At Gov. Bobby Jindal's controversial prayer rally at LSU Saturday, state Sen. Jonathan Perry, R-Kaplan, asked God to send more born-again Christians to help the Louisiana Legislature deal with the state's budget. Let us imagine Kaplan's prayer being answered. What would Louisiana's budget look like - what would its priorities be - if more born-again Christians steered the debate?
But before we dive into that question, let me say first acknowledge that one of the most important books I've read in recent years is Lisa Sharon Harper,'s "Evangelical =/= Republican...Or Democrat." The book is a reclamation project of sorts. Because so many Republicans identify as Christians, the uninformed might come to see Republican politics as the way to holiness.

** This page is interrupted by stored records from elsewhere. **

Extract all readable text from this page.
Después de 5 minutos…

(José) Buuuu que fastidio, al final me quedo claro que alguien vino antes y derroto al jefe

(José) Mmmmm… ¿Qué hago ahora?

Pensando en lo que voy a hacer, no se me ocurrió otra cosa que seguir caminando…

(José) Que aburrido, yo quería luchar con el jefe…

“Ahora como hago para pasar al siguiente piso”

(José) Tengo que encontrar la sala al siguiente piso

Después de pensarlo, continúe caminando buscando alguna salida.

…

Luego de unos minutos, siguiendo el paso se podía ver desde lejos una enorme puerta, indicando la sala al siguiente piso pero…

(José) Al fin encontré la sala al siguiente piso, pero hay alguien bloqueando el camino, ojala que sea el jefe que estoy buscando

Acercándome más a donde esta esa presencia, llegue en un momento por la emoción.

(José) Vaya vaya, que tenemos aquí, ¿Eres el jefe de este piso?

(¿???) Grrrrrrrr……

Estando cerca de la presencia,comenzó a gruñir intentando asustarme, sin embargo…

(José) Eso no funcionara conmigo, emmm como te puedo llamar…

But Harper's point is that voting for Republicans isn't the way to heaven. And neither is voting for Democrats. You can only make Christianity completely jibe with a political party by reducing it, by corrupting it, by making it unrecognizable to the original Church. Political parties are fixated on power, and the ways they go about acquiring and maintaining power - and the ways they go about keeping their opponents out of power - can't ever be called holy.
But just because I believe the Republicans have wrongly promoted themselves as the more Christian of the two political parties doesn't mean that I would mind if there were more seriously committed Christians involved in setting Louisiana's budget.